If however, repentance does not occur, these witnesses then stand up before the congregation and explain what they witnessed. The congregation—and in many cases those appointed by the congregation, an elder or elders, or a pastor—using their collective wisdom decide the matter. Not you and not the witnesses.
“And if he refuses to listen to them, tell it to the church; and if he refuses to listen even to the church, let him be to you as a Gentile and a tax-gatherer” (Matthew 18:17).
For some congregations, this means the unrepentant sinner is to be “cut off.” Ironically, many of these same churches would say that though the Torah is no longer applicable, they would apply the Torah notion of “cutting off” sinners from their midst. Yeshua says no such thing. In fact, His admonition is full of grace. Who needed repentance and biblical instruction? It was the Gentiles and the tax-gatherers that did! Would they have a chance to hear and learn the errors of their ways if they were “cut off?”
Obviously their sin cannot be tolerated, and whatever steps need to be taken to protect others in the congregation need to be taken—diligently. Some congregations refuse to serve those under congregational discipline communion, and most remove them from any public service within the body and require them to undergo counseling. But Yeshua does not call for them to be cut off.

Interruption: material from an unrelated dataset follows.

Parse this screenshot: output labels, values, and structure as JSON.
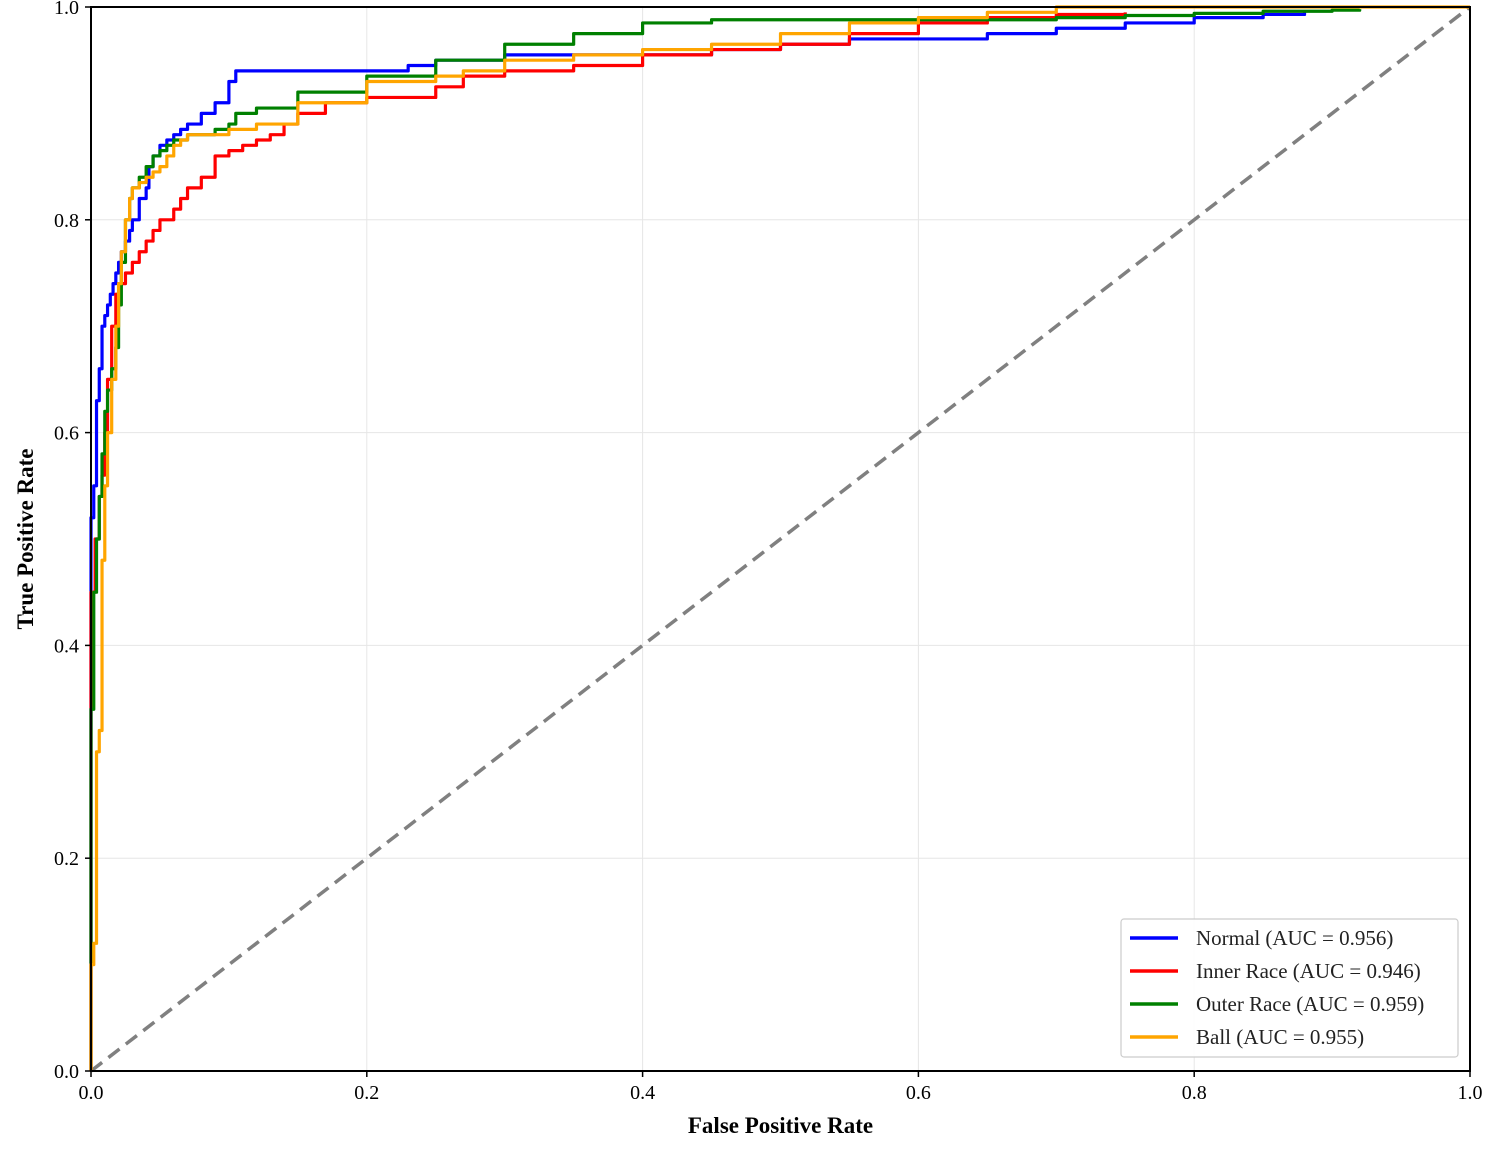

Does it ever reach that point? It can. There are instances where the unrepentant become completely disruptive and the house of worship becomes defiled. But kicking the person out is the last step, handing them over to “Satan for the destruction of his flesh that his spirit may be saved in the day of the Lord Jesus” (1 Corinthians 5:5). With the Torah as His sure foundation, what Yeshua is teaching is biblical jurisprudence.
“Truly I say to you, whatever you shall bind on earth shall be bound in heaven; and whatever you loose on earth shall be loosed in heaven” (Matthew 18:18).
Lift this verse out of context, and it can become a dangerous gavel to pound into law all variety of unsound doctrine. Following on the steps of the jurisprudence above, it is a gavel, but one that establishes rule of conduct. In other words, if a person in the congregation is found guilty of sin and is clearly unrepentant, and the decision is reached to begin congregational discipline, then that ruling is established in heaven as well. And if after time, the sinner repents and it is decided to admit him or her back into the congregation, then that sentence is “loosed in heaven.”